To get a working account on Sherbrooke's Mammouth Ms2 or Mp2 super computers, you must go through the following steps:

  • Create account on Compute Canada platform by completing the online form: https://ccdb.computecanada.ca/account_application.
    When asked for the Compute Canada Role Identifier of your sponsor, enter ycy-622-03.

  • I will then be able to grant you access to the Mammouth Ms2 and/or Mp2 super computer. This step can require two or three days, after which you will receive an email confirming your access to the super computer. The email will also specify how you can connect to the super computer using the ssh linux program. The command line to use should look something like this:

    ssh USERNAME@larochel-ms.ccs.usherbrooke.ca # for Ms2
    ssh USERNAME@larochel-mp2.ccs.usherbrooke.ca # for Mp2
                
    where USERNAME is the assigned to you for your account. This will allow you to connect to an interactive node, on which you can install software for your account and debug your code. However, never run long experiments on the interactive node: you need to use jobdispatch to launch such experiments on the compute nodes of the super computer (see below).

  • The first time you connect to the interative node, you'll need to modify your ~/.bashrc file by adding the following lines in it (you can use the emacs program to edit the file):

    # User specific aliases and functions
    alias rm='rm -i'
    alias cp='cp -i'
    alias mv='mv -i'
    
    # To look at the ms queue
    export BQMAMMOUTH=ms
    #export BQMAMMOUTH=mp2 # use this line instead if on Mp2
    
    # Add Python
    #module add python64/2.6.4
    module add python64/2.7.1
    export CPATH=$CPATH:/opt/python64/2.7.1/lib/python2.7/site-packages/numpy/core/include
    
    # Add boost
    module add boost64/1.38.0
    
    # Add lapack
    module add lapack64
    module add mkl64/10.1.3.027
    
    # For job launching
    PATH=$PATH:/home/laroche1/software/Jobman/bin
    export PYTHONPATH=${PYTHONPATH}:/home/laroche1/software/Jobman
    

  • You'll also need to install MLPython in your account, like you would on your own computer. Simply follow the installation instructions, except those regarding the installation of other librairies required by MLPython (they should already be installed).

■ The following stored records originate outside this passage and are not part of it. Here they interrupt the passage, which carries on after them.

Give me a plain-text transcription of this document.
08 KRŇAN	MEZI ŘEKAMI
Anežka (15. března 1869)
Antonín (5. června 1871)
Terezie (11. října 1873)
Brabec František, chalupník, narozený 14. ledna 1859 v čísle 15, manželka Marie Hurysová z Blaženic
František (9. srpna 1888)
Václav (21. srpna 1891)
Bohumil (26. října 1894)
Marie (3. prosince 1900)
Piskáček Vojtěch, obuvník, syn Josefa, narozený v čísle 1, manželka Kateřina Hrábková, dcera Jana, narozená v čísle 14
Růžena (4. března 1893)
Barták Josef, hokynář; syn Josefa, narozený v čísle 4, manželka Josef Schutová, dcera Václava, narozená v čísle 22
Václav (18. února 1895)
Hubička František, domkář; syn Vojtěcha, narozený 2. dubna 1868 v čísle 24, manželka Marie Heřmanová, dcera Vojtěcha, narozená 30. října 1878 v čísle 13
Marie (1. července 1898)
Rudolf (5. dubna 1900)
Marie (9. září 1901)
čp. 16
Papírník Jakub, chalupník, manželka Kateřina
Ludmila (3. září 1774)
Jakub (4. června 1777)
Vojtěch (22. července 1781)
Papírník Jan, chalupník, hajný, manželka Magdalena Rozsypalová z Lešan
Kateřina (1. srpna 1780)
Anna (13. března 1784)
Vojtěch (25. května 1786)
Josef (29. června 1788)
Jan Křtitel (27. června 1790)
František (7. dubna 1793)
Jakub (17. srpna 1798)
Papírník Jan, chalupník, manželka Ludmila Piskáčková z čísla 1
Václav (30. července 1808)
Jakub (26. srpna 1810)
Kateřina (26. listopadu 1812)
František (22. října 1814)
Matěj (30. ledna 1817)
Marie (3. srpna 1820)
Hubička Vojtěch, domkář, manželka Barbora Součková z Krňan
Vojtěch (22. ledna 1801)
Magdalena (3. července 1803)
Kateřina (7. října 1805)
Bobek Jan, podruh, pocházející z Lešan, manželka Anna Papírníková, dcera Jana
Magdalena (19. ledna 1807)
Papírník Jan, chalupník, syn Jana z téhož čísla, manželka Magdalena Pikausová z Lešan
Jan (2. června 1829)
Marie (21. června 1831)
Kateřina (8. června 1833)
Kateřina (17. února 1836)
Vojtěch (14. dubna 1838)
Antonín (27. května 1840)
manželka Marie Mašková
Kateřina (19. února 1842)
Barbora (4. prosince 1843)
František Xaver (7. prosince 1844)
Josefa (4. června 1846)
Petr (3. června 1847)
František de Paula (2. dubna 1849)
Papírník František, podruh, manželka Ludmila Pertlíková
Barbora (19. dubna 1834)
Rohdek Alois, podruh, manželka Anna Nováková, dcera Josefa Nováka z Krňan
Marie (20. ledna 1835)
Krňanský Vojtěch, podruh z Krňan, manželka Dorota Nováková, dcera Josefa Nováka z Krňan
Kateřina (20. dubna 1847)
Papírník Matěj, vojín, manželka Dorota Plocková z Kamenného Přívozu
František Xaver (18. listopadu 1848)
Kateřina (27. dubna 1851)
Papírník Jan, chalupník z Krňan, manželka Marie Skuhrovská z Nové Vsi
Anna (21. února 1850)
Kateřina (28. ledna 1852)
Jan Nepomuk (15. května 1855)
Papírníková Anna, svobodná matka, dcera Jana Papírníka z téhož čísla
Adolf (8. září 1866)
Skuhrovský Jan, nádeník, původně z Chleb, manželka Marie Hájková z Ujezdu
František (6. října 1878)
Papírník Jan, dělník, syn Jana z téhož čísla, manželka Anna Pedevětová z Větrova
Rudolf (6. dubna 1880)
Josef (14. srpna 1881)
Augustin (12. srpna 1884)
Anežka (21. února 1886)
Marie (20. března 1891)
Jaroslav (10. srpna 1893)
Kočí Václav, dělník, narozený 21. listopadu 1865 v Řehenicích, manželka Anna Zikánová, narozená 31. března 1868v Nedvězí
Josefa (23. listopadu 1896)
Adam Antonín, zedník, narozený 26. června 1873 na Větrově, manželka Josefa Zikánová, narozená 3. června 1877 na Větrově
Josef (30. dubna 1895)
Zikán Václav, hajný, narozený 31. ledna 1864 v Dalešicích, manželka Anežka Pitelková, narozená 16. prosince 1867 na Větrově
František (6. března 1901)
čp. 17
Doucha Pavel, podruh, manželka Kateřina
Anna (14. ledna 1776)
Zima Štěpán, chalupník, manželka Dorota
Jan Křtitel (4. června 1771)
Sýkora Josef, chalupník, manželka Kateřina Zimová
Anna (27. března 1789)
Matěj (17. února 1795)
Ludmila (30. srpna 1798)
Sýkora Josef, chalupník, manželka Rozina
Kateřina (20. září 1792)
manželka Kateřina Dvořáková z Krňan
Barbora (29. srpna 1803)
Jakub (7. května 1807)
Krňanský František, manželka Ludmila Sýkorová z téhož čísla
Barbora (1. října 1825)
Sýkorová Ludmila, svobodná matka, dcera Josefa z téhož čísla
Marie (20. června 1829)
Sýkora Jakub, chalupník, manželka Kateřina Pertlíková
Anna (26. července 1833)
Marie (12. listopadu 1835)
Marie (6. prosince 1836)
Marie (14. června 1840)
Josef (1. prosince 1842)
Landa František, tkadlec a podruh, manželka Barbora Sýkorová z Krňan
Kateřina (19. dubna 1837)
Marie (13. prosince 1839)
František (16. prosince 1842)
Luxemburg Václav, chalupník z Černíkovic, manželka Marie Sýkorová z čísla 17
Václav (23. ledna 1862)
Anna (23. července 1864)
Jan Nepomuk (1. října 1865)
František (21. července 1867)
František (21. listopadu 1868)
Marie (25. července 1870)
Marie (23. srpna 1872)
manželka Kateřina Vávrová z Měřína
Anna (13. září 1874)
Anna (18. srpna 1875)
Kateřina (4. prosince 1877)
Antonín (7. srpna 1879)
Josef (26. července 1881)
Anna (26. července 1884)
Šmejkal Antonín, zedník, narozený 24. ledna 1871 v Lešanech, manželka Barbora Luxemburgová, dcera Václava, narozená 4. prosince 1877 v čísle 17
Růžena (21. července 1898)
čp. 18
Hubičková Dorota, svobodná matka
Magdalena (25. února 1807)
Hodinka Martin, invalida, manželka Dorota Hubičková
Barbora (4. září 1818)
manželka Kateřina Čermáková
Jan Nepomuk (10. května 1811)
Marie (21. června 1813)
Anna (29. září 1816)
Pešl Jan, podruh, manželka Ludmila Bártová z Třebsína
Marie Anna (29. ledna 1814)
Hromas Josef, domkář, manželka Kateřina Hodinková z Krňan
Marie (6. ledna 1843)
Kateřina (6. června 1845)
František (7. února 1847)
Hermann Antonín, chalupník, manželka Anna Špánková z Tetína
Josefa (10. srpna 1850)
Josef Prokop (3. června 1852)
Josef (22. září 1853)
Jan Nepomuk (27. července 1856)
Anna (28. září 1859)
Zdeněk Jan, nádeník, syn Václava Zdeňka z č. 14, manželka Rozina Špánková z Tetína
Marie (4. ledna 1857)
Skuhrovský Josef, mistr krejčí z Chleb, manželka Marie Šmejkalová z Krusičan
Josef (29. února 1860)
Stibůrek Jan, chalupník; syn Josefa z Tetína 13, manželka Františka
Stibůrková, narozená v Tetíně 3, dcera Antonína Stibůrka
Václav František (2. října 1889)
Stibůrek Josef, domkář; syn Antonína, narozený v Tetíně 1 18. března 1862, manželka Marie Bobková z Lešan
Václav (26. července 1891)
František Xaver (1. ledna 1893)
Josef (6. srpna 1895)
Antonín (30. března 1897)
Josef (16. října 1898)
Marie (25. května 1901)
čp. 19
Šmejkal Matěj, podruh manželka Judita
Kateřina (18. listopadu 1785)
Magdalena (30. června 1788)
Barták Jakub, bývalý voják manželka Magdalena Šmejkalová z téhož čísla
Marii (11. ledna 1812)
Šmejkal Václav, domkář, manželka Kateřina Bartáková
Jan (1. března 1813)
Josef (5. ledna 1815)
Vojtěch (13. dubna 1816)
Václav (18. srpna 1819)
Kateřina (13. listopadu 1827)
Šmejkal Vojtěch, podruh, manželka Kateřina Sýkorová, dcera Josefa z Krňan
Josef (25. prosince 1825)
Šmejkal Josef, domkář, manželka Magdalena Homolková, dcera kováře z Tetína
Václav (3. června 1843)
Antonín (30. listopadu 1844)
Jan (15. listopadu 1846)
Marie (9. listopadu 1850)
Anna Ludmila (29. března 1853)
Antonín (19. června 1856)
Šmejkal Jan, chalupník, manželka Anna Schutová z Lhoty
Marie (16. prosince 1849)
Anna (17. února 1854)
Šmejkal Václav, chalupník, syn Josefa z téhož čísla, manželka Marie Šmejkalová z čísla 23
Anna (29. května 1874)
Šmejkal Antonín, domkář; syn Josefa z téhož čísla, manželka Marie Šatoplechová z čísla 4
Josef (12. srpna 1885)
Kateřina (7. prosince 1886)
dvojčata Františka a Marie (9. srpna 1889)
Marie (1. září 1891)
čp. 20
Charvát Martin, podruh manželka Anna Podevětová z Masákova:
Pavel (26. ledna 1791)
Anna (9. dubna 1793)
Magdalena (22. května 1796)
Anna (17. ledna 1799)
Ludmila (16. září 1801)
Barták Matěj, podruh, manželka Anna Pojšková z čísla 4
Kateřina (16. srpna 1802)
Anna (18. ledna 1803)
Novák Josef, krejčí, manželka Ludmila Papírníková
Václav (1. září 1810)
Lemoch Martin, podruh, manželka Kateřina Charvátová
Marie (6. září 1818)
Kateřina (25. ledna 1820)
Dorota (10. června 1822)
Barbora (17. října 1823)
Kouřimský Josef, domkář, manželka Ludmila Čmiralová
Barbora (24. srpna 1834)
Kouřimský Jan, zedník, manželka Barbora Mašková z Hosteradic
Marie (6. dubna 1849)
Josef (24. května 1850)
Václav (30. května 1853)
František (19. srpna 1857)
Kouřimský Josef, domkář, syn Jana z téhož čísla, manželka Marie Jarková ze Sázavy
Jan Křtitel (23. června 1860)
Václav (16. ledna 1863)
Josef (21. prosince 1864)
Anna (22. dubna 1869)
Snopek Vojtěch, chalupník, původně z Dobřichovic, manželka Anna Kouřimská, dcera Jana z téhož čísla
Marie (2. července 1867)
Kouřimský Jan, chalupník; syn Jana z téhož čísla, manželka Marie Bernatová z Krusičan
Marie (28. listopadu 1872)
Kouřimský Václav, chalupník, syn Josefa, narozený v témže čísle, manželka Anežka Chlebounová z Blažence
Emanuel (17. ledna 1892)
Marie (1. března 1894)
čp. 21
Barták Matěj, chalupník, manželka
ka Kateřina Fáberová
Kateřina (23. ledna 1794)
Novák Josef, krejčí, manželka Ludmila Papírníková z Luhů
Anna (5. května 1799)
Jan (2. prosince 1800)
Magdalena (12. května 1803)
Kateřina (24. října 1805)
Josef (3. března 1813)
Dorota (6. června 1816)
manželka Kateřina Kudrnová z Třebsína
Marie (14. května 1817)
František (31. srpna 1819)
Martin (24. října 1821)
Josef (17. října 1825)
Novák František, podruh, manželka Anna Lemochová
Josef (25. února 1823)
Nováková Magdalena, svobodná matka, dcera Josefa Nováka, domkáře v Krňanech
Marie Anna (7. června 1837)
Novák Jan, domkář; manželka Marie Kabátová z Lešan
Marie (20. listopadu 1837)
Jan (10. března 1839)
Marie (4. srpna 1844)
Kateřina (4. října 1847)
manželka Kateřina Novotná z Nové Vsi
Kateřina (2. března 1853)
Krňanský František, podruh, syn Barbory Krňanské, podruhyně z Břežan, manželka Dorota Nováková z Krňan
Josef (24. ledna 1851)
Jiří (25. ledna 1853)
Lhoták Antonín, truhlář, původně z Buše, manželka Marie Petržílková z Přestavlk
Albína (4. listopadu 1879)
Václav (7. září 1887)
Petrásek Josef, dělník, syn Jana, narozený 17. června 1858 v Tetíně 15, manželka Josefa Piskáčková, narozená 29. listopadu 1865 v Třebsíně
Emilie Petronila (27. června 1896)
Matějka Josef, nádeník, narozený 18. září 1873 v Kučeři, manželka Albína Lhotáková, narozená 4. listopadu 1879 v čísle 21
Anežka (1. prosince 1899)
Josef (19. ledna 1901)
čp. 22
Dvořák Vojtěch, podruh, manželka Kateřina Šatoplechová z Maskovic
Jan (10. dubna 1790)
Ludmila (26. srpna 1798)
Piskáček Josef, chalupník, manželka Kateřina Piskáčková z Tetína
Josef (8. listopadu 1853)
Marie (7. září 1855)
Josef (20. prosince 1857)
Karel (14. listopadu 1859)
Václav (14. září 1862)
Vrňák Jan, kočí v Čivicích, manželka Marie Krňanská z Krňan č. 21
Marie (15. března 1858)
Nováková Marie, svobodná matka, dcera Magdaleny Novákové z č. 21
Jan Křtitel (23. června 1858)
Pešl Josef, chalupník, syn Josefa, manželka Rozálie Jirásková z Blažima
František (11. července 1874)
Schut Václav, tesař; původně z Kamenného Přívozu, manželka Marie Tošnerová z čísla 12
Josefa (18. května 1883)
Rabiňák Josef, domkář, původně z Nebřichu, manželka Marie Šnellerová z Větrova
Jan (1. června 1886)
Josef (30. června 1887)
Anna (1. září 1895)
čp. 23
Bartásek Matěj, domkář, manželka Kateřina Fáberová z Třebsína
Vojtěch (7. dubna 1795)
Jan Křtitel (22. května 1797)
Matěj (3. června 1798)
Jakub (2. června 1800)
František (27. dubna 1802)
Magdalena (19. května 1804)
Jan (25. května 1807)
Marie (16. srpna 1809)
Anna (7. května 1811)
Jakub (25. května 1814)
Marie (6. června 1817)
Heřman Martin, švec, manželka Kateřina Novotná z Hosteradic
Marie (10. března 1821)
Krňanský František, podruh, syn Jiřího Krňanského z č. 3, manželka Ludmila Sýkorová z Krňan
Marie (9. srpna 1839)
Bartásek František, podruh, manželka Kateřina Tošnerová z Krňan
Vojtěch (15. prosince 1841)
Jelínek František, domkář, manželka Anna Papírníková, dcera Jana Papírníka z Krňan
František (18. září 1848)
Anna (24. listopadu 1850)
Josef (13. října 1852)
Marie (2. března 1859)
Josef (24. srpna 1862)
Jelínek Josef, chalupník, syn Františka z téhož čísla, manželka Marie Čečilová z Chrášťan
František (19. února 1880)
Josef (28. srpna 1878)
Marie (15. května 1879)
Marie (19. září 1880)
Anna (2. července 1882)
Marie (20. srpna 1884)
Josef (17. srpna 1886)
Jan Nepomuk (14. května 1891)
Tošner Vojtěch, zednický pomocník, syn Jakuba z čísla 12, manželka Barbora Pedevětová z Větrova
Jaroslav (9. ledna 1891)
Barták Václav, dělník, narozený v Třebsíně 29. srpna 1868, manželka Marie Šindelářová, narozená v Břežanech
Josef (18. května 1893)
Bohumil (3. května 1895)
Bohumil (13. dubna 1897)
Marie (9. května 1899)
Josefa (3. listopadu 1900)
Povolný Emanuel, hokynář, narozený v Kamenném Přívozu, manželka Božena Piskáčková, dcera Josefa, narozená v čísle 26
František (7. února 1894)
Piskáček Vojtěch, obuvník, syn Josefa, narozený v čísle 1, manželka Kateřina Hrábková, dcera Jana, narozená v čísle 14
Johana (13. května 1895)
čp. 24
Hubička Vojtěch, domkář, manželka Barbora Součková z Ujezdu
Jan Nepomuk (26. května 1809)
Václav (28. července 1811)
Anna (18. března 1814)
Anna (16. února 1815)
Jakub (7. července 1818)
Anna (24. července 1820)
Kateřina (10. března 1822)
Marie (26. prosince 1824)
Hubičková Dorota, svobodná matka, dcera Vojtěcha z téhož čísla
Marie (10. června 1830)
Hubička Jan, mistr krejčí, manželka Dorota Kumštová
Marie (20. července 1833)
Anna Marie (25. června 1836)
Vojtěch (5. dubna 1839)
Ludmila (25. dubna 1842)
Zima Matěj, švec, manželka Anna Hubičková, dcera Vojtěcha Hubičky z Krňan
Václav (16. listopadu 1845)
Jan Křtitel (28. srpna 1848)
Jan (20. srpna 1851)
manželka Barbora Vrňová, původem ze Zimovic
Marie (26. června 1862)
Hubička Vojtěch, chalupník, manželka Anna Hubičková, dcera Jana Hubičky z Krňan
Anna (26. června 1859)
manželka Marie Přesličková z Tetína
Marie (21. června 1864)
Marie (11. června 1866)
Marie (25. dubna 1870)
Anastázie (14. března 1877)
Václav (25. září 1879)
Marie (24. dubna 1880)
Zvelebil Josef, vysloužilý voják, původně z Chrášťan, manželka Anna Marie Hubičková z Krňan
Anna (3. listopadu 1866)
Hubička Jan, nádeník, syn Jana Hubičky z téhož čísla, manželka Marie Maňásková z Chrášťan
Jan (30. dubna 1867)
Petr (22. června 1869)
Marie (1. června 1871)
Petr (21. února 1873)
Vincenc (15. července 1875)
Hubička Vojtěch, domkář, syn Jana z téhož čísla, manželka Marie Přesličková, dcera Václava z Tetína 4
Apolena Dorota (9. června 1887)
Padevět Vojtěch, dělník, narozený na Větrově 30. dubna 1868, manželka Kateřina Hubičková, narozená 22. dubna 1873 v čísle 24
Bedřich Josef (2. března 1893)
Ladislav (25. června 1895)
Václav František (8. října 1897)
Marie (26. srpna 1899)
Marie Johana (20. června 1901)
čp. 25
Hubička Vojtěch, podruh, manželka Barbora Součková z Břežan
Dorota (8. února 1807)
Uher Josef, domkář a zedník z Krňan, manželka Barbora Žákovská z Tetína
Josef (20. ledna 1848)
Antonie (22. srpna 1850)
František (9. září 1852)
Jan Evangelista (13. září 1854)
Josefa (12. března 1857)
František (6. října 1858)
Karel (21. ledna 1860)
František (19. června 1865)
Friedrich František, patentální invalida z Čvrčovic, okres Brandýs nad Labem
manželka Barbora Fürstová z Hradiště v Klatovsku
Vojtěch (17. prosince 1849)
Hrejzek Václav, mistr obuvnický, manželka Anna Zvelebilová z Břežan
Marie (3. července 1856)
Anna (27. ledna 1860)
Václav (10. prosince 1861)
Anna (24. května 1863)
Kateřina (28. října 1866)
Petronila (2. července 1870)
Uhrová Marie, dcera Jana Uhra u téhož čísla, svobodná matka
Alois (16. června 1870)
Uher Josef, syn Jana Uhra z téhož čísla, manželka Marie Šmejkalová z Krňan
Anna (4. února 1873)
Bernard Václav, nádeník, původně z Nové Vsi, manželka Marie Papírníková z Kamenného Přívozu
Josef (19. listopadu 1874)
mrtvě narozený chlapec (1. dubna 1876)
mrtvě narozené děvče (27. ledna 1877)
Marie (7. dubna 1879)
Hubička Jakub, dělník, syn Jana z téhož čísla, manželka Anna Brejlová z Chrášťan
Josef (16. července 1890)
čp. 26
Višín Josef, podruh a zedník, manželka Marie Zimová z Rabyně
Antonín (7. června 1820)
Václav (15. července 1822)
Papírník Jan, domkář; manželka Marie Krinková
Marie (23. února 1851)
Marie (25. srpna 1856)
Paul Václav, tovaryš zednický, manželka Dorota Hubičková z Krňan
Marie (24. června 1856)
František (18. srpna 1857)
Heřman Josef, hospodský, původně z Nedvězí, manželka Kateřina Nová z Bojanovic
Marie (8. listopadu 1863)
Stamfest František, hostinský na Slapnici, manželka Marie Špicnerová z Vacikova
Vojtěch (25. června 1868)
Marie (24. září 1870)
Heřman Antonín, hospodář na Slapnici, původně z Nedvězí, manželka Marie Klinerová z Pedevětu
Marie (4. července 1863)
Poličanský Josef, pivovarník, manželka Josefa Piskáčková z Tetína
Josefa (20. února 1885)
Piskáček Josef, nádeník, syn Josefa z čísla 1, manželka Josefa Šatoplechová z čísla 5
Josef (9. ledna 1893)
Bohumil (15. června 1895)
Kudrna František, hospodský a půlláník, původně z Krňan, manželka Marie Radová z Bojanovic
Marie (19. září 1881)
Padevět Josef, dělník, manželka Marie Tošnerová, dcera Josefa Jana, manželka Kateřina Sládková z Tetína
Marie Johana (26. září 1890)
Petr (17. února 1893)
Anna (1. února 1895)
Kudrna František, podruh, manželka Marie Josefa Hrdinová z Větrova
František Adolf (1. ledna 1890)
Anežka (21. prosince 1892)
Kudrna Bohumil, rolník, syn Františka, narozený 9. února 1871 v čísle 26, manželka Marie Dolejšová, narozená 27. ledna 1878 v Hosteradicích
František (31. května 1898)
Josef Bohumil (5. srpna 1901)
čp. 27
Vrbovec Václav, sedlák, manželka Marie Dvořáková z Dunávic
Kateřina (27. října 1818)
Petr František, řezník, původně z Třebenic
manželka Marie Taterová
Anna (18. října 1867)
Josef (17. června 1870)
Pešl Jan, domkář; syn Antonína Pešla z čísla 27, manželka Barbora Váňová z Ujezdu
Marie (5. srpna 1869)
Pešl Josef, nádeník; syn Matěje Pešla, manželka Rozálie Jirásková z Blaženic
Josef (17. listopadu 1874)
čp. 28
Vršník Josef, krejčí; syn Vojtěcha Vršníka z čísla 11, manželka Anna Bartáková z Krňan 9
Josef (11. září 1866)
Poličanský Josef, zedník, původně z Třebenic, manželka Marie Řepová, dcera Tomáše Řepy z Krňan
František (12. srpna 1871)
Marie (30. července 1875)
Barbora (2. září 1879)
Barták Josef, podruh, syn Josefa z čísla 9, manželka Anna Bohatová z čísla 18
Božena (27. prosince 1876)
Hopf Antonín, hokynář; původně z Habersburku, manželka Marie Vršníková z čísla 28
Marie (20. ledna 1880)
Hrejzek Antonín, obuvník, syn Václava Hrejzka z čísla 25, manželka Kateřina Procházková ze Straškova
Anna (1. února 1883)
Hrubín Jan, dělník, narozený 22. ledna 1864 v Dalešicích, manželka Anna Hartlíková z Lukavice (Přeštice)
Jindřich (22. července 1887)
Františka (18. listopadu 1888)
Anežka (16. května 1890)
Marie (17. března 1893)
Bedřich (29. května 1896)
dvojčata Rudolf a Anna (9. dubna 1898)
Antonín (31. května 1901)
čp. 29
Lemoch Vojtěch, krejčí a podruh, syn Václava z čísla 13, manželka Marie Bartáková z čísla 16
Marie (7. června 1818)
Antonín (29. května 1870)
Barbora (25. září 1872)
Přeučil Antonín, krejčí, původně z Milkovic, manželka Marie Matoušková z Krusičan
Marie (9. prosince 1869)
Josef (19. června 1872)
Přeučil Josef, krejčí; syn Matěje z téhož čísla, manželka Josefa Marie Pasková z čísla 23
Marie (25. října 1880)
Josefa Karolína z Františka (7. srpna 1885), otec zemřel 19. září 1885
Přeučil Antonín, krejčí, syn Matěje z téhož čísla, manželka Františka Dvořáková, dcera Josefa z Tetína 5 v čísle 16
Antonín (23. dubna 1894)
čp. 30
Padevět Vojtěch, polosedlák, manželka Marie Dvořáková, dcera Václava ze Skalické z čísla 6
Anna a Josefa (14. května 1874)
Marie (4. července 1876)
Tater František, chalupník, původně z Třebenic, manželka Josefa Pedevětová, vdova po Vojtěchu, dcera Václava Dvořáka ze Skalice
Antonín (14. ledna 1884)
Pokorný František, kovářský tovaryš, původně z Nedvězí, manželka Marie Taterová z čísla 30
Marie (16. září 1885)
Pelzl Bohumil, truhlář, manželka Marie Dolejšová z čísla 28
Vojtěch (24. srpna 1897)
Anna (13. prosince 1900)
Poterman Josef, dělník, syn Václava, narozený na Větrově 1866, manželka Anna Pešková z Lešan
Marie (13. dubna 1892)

  • Say you have a Python script run_nnet.py which can be run as follows:

    python run_nnet.py 0.01 0 [20,10] 0 0 1234 True
                  
    You would now like to run the same script but with different values of its arguments. To launch such experiments (jobs) on the Mammouth Mp2's compute nodes, you can use the jobdispatch program, as follows:

    jobdispatch --bqtools --queue=qwork@mp2 python run_nnet.py '{{0.01,0.001}}' 0 ['{{20,10}}','{{10,40}}'] 0 0 1234 True
                  
    In this example, 8 jobs (2 x 2 x 2 = 8) will be launched, corresponding to all combinations of values within each set '{{A,B,C...}}'.

    To launch experiments on Ms2, simply remove the --queue=qwork@mp2 from the command line in the example above.

    In a directory named LOGS (created the first time you use jobdispatch), log files will be added for each job. They will be put in separate subdirectories (one for each time you use jobdispatch) within LOGS. Each job will have its own ID.out (standard output) and ID.err file, where ID is a number assigned to each job.

    You can then use the bqwatch command to track whether your batch of jobs is still running. On Mp2, bqwatch automatically groups the jobs in batches of up to 24 jobs, so don't be surprised if it displays a smaller number than the total number of jobs.

    Finally, if you launch jobs, realize after there is a bug in your code and wish to kill them, the command bqkill will do that for you. Just run bqkill and a prompt will ask you to specify which batch of jobs you'd like to kill among those you are currently running.

You can find more information and documentation on Mammouth here.

Be warned that your account is to be used only during the course's trimester and only as part of the assignments/project of this course. It will be deleted after the course.